Светлый фон

Я посмотрел вдаль, туда, где за оградой кладбища простирались города мира и где не было места ни для Кинг-Конга, хватающего лапами бипланы, ни для овеваемой пыльными бурями белой гробницы, в которой когда-то покоился Христос, ни для креста, где распята чья-то вера или чье-то будущее, ни для…

«Нет, – подумал я, – может быть, он был не Наполеоном, а Барнумом[199], Ганди и Иисусом. Иродом, Эдисоном и Гриффитом. Муссолини, Чингисханом и Томом Миксом. Бертраном Расселом, Человеком, который мог творить чудеса[200], Человеком-невидимкой, Франкенштейном, Малюткой Тимом[201] и Драку…»

Наверное, я сказал это вслух.

– Тише, – вполголоса проговорил Крамли.

И ворота склепа Арбутнота, где стояли цветы и лежало тело чудовища, с лязгом захлопнулись.

Глава 74

Глава 74

Я пошел проведать Мэнни Либера.

Он по-прежнему миниатюрной горгульей сидел на краешке своего стола. Я перевел взгляд с Мэнни на большое кресло за его спиной.

– Ну что ж, – сказал он. – «Цезарь и Христос» отснят. Мэгги как раз монтирует эту штуковину.

Кажется, ему хотелось пожать мне руку, но он не знал, как подойти. Тогда я обошел комнату кругом, собрал диванные подушки, как в старые добрые времена, сложил их одну на другую и уселся сверху.

Мэнни Либеру ничего не оставалось, как улыбнуться:

– Ты когда-нибудь перестанешь дурачиться?

– Если бы я не дурачился, ты давно съел бы меня живьем.

Я посмотрел на стену за его спиной.

– Проход закрыт?

Мэнни соскользнул со стола, подошел к зеркалу и снял его с крюков. Там, где раньше была дверь, оказалась свежеоштукатуренная и покрашенная стена.

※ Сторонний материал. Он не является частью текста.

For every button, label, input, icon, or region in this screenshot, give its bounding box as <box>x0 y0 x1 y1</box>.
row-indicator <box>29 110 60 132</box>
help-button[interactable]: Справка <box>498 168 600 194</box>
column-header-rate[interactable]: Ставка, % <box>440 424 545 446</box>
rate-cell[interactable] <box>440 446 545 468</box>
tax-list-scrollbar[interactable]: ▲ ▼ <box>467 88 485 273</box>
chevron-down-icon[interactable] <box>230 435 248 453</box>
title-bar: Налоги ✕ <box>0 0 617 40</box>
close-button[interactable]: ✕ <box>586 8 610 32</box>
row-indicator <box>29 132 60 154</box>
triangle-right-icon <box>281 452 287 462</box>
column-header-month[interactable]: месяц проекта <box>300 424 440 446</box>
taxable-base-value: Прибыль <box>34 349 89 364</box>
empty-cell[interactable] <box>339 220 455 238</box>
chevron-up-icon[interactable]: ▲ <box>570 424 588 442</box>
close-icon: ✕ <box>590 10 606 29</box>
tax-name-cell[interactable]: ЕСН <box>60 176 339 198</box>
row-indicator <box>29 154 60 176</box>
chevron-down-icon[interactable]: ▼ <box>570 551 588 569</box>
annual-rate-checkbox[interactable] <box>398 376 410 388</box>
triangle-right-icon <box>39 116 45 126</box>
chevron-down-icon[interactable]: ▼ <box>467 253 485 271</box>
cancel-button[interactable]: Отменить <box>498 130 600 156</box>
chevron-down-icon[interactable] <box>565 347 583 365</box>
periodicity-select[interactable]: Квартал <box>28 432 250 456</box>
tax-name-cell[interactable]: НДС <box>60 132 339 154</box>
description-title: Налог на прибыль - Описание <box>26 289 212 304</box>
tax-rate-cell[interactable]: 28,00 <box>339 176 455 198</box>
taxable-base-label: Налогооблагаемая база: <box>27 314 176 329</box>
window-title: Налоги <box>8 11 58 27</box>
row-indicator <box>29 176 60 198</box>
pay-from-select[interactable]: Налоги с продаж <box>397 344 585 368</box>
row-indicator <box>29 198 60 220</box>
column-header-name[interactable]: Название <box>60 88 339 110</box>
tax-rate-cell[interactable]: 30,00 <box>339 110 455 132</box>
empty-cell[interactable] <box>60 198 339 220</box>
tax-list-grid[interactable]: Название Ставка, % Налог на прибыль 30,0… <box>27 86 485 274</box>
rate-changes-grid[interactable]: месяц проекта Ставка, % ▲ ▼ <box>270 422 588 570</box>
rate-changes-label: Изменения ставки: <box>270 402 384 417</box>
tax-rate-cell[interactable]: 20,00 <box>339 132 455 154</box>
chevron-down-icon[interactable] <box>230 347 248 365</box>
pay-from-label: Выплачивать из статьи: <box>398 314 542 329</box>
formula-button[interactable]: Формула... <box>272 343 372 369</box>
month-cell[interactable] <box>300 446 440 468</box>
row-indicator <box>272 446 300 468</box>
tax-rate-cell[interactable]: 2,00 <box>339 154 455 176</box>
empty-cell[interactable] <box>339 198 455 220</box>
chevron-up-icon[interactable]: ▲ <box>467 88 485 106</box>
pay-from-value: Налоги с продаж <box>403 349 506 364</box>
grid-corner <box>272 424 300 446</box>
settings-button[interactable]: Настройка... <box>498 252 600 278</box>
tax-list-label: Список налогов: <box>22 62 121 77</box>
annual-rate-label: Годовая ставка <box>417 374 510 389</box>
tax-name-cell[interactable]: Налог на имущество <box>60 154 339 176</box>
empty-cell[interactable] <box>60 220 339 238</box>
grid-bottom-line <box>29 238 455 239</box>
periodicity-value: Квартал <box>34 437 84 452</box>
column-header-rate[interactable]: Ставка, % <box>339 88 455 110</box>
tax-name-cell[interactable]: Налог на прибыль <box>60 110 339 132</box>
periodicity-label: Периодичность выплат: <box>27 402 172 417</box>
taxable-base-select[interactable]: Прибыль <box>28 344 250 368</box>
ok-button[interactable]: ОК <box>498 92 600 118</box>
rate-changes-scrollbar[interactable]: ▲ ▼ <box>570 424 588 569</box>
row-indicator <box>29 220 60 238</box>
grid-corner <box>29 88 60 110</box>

– Даже не верится, что вот тут каждый день, год за годом, в комнату проникал монстр, – сказал я.

– Он не был монстром, – произнес Мэнни. – И он здесь руководил. Без него все бы давным-давно погибло. Он сошел с ума только в самом конце. Все остальное время он был Богом, который прячется за стеклом.

– Он не мог привыкнуть к тому, что люди на него пялятся?